Rove countered that attributing lower healthcare costs in the last three years to Obamacare is inaccurate and that America’s healthcare costs also dipped during the early 1991-1992 recession as well. “Some of that may be related to the fact that people feel they can’t go to the doctor,” Rove said. “Let’s not give credit to a bill that hasn’t started yet.”

While a loud clap roared from the audience reacting to Rove, Carville piped right up. “This ain’t Fox News, you can’t just make stuff up,” he said, stating that he did not attribute the lower costs to Obamacare. “If we’re delivering healthcare at 18 percent of the GDP and no other country is breaking 12 percent, that’s something we might need to take a look at.”

Cutting Medicaid would potentially bankrupt families that need care, he added.

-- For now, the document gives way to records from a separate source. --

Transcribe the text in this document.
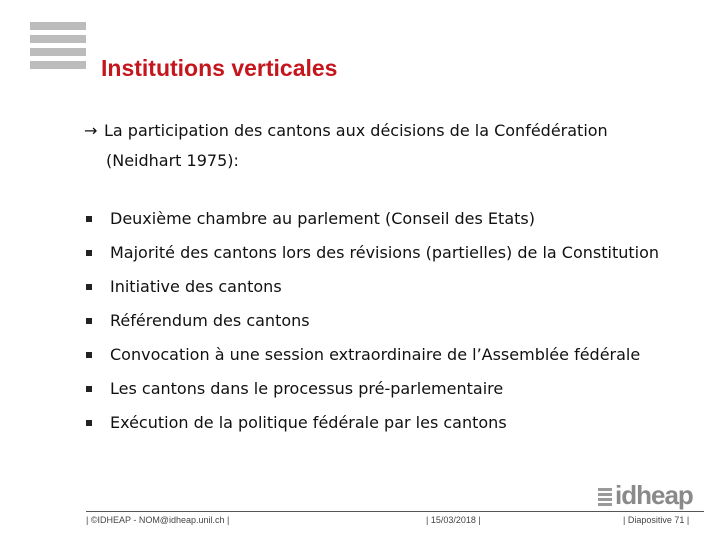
Institutions verticales
→ La participation des cantons aux décisions de la Confédération
(Neidhart 1975):
Deuxième chambre au parlement (Conseil des Etats)
Majorité des cantons lors des révisions (partielles) de la Constitution
Initiative des cantons
Référendum des cantons
Convocation à une session extraordinaire de l’Assemblée fédérale
Les cantons dans le processus pré-parlementaire
Exécution de la politique fédérale par les cantons
idheap
| ©IDHEAP - NOM@idheap.unil.ch |	| 15/03/2018 |	| Diapositive 71 |
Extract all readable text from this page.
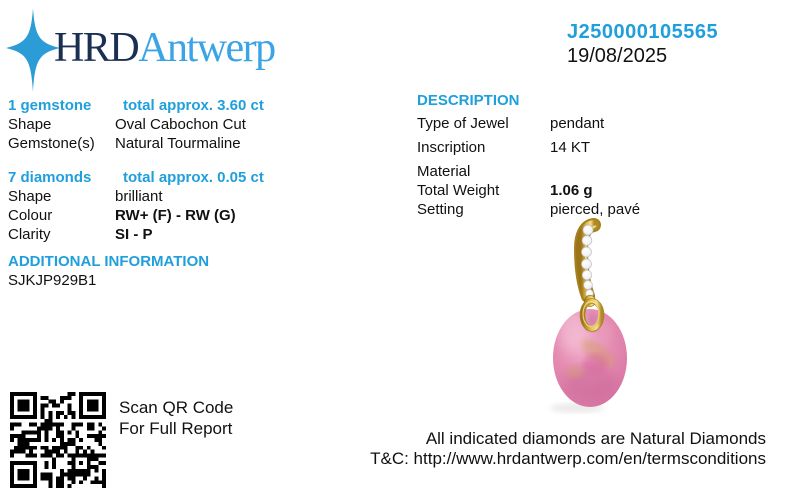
HRDAntwerp	J250000105565
19/08/2025
1 gemstone total approx. 3.60 ct
Shape	Oval Cabochon Cut
Gemstone(s) Natural Tourmaline
7 diamonds total approx. 0.05 ct
Shape	brilliant
Colour	RW+ (F) - RW (G)
Clarity	SI - P
ADDITIONAL INFORMATION
SJKJP929B1
DESCRIPTION
Type of Jewel	pendant
Inscription	14 KT
Material
Total Weight	1.06 g
Setting	pierced, pavé
Scan QR Code
For Full Report
All indicated diamonds are Natural Diamonds
T&C: http://www.hrdantwerp.com/en/termsconditions
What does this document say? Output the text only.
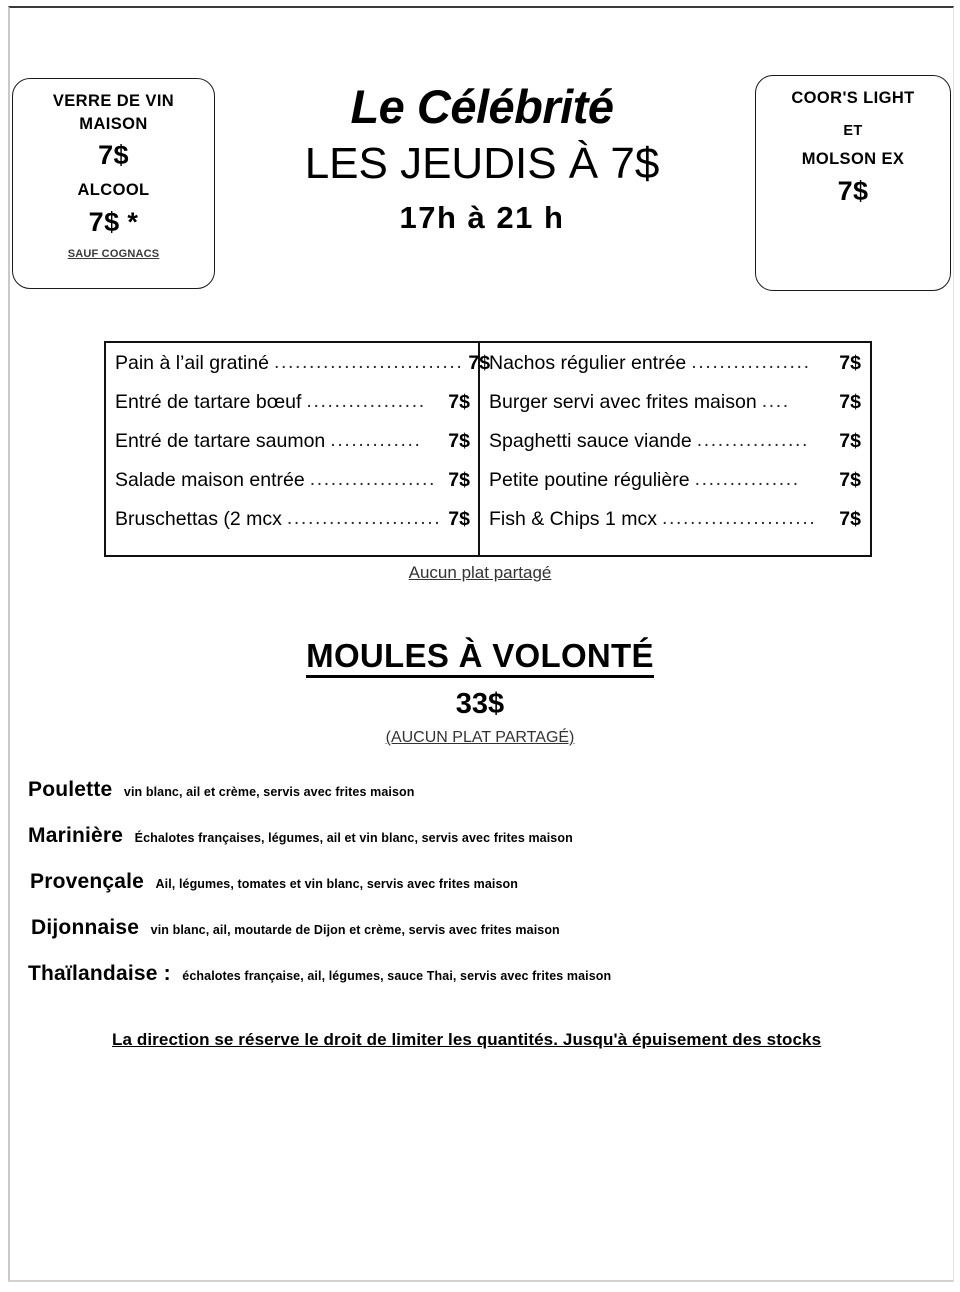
VERRE DE VIN
MAISON
7$
ALCOOL
7$ *
SAUF COGNACS
Le Célébrité
LES JEUDIS À 7$
17h à 21 h
COOR'S LIGHT
ET
MOLSON EX
7$
Pain à l’ail gratiné ........................... 7$
Entré de tartare bœuf .................	7$
Entré de tartare saumon .............	7$
Salade maison entrée .................. 7$
Bruschettas (2 mcx ...................... 7$
Nachos régulier entrée .................	7$
Burger servi avec frites maison ....	7$
Spaghetti sauce viande ................	7$
Petite poutine régulière ...............	7$
Fish & Chips 1 mcx ......................	7$
Aucun plat partagé
MOULES À VOLONTÉ
33$
(AUCUN PLAT PARTAGÉ)
Poulette vin blanc, ail et crème, servis avec frites maison
Marinière Échalotes françaises, légumes, ail et vin blanc, servis avec frites maison
Provençale Ail, légumes, tomates et vin blanc, servis avec frites maison
Dijonnaise vin blanc, ail, moutarde de Dijon et crème, servis avec frites maison
Thaïlandaise : échalotes française, ail, légumes, sauce Thai, servis avec frites maison
La direction se réserve le droit de limiter les quantités. Jusqu'à épuisement des stocks
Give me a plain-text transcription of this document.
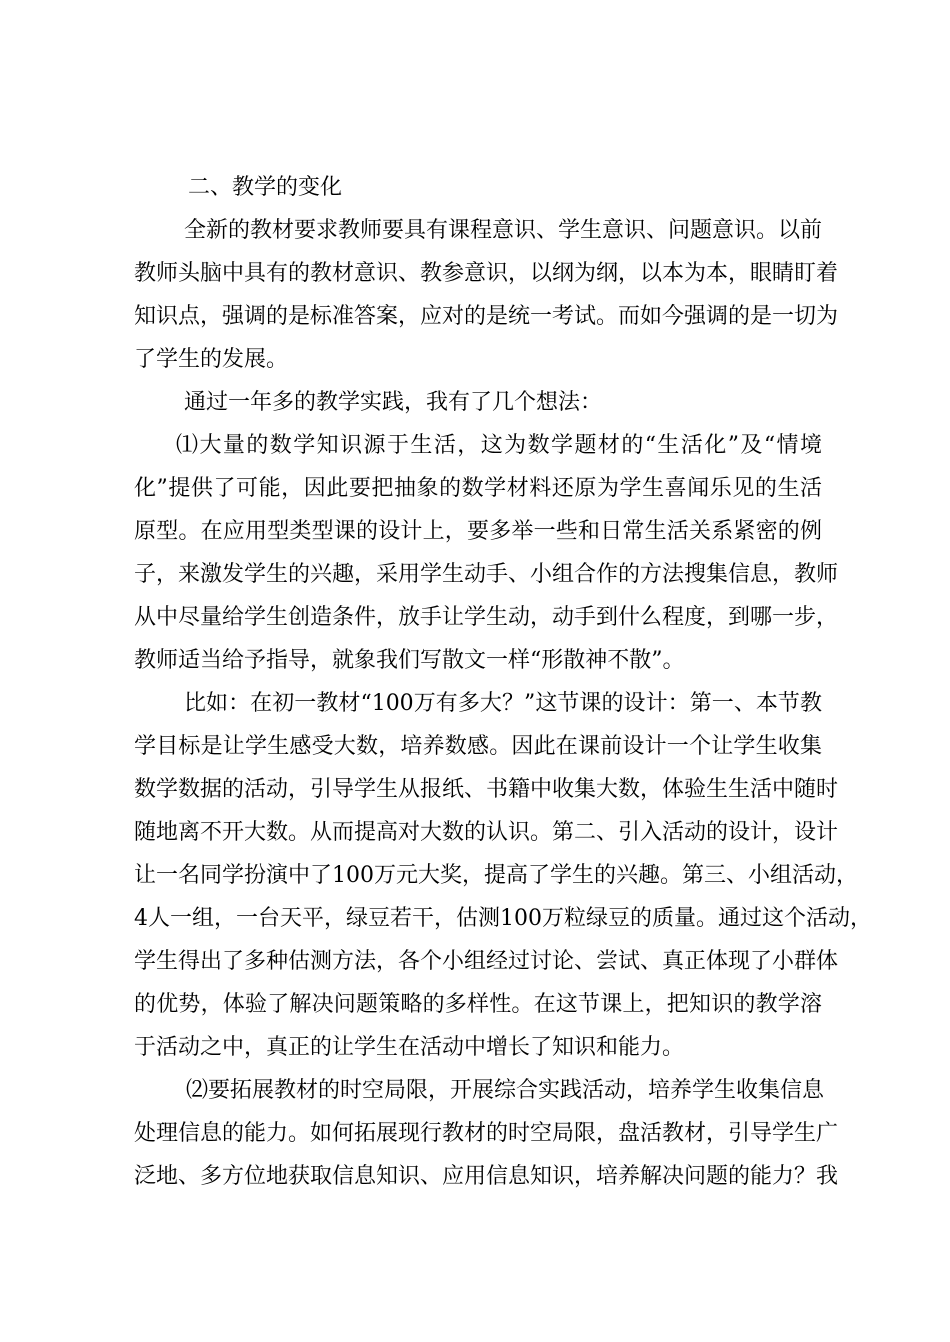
二、教学的变化
全新的教材要求教师要具有课程意识、学生意识、问题意识。以前
教师头脑中具有的教材意识、教参意识，以纲为纲，以本为本，眼睛盯着
知识点，强调的是标准答案，应对的是统一考试。而如今强调的是一切为
了学生的发展。
通过一年多的教学实践，我有了几个想法：
⑴大量的数学知识源于生活，这为数学题材的“生活化”及“情境
化”提供了可能，因此要把抽象的数学材料还原为学生喜闻乐见的生活
原型。在应用型类型课的设计上，要多举一些和日常生活关系紧密的例
子，来激发学生的兴趣，采用学生动手、小组合作的方法搜集信息，教师
从中尽量给学生创造条件，放手让学生动，动手到什么程度，到哪一步，
教师适当给予指导，就象我们写散文一样“形散神不散”。
比如：在初一教材“100万有多大？”这节课的设计：第一、本节教
学目标是让学生感受大数，培养数感。因此在课前设计一个让学生收集
数学数据的活动，引导学生从报纸、书籍中收集大数，体验生生活中随时
随地离不开大数。从而提高对大数的认识。第二、引入活动的设计，设计
让一名同学扮演中了100万元大奖，提高了学生的兴趣。第三、小组活动，
4人一组，一台天平，绿豆若干，估测100万粒绿豆的质量。通过这个活动，
学生得出了多种估测方法，各个小组经过讨论、尝试、真正体现了小群体
的优势，体验了解决问题策略的多样性。在这节课上，把知识的教学溶
于活动之中，真正的让学生在活动中增长了知识和能力。
⑵要拓展教材的时空局限，开展综合实践活动，培养学生收集信息
处理信息的能力。如何拓展现行教材的时空局限，盘活教材，引导学生广
泛地、多方位地获取信息知识、应用信息知识，培养解决问题的能力？我
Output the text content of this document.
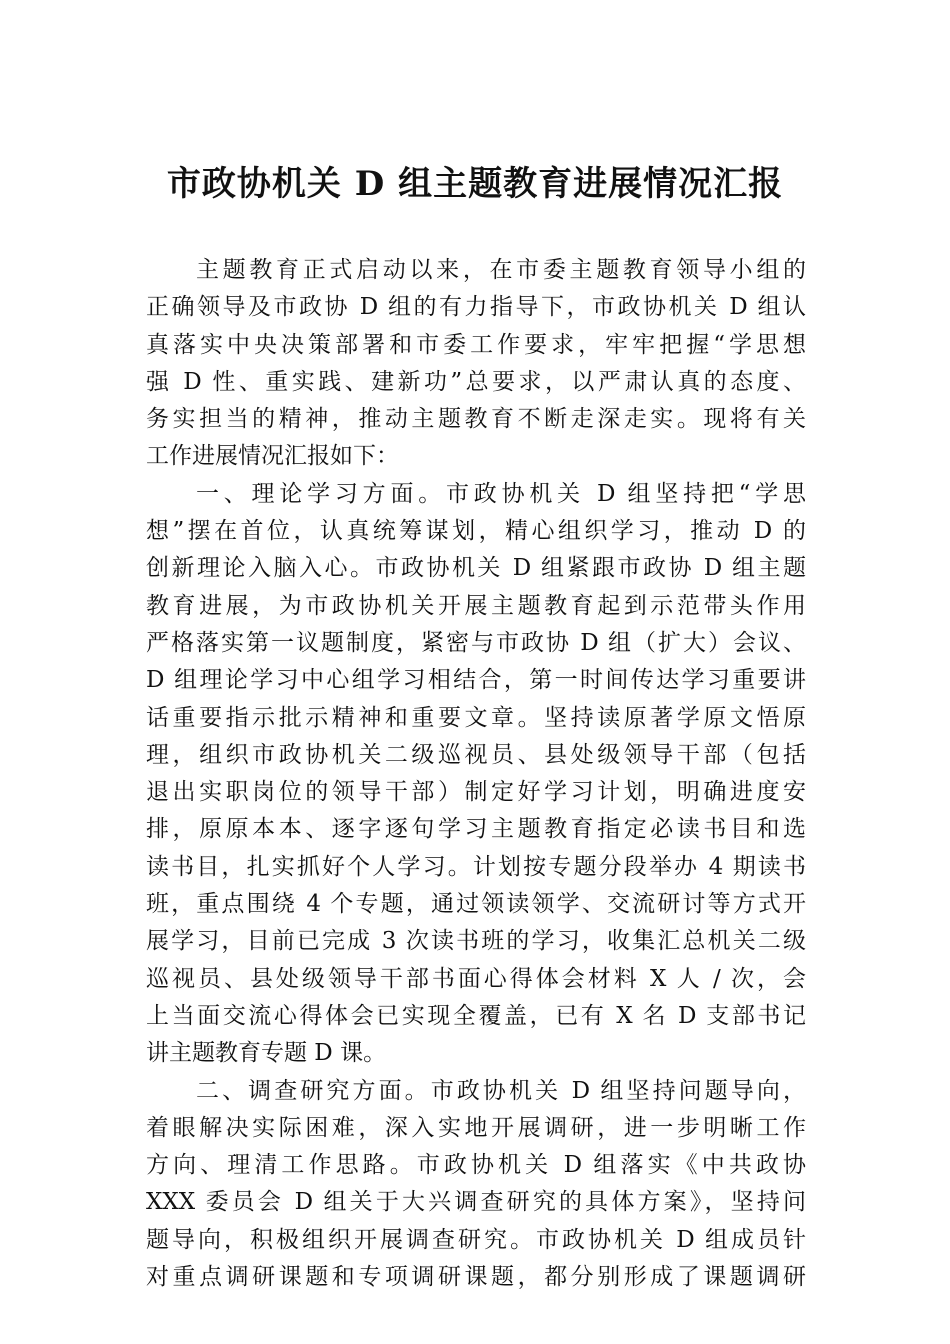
市政协机关 D 组主题教育进展情况汇报
主题教育正式启动以来，在市委主题教育领导小组的
正确领导及市政协 D 组的有力指导下，市政协机关 D 组认
真落实中央决策部署和市委工作要求，牢牢把握“学思想
强 D 性、重实践、建新功”总要求，以严肃认真的态度、
务实担当的精神，推动主题教育不断走深走实。现将有关
工作进展情况汇报如下：
一、理论学习方面。市政协机关 D 组坚持把“学思
想”摆在首位，认真统筹谋划，精心组织学习，推动 D 的
创新理论入脑入心。市政协机关 D 组紧跟市政协 D 组主题
教育进展，为市政协机关开展主题教育起到示范带头作用
严格落实第一议题制度，紧密与市政协 D 组（扩大）会议、
D 组理论学习中心组学习相结合，第一时间传达学习重要讲
话重要指示批示精神和重要文章。坚持读原著学原文悟原
理，组织市政协机关二级巡视员、县处级领导干部（包括
退出实职岗位的领导干部）制定好学习计划，明确进度安
排，原原本本、逐字逐句学习主题教育指定必读书目和选
读书目，扎实抓好个人学习。计划按专题分段举办 4 期读书
班，重点围绕 4 个专题，通过领读领学、交流研讨等方式开
展学习，目前已完成 3 次读书班的学习，收集汇总机关二级
巡视员、县处级领导干部书面心得体会材料 X 人 / 次，会
上当面交流心得体会已实现全覆盖，已有 X 名 D 支部书记
讲主题教育专题 D 课。
二、调查研究方面。市政协机关 D 组坚持问题导向，
着眼解决实际困难，深入实地开展调研，进一步明晰工作
方向、理清工作思路。市政协机关 D 组落实《中共政协
XXX 委员会 D 组关于大兴调查研究的具体方案》，坚持问
题导向，积极组织开展调查研究。市政协机关 D 组成员针
对重点调研课题和专项调研课题，都分别形成了课题调研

“Medicaid is busting state budgets. Medicaid, let’s be honest, it’s second-class healthcare. It’s a shame on this country,” Rove argued. “The Affordable Care Act is more of the traditional model that’s not working.”

Carville maintained that something needed to be done and the ACA is essentially a start, a work in progress such that can be tailored as the government learns what works and what does not. Rove stuck to the free market model. But they essentially agreed that the costs need to come down.

“The insurance companies are not trying to make providers rich,” Rove cracked, generating laughs among the crowd. Carville, also earning chuckles, suggested: “Read a hospital bill: it’s about as reliable as the price of a rug in Istanbul.”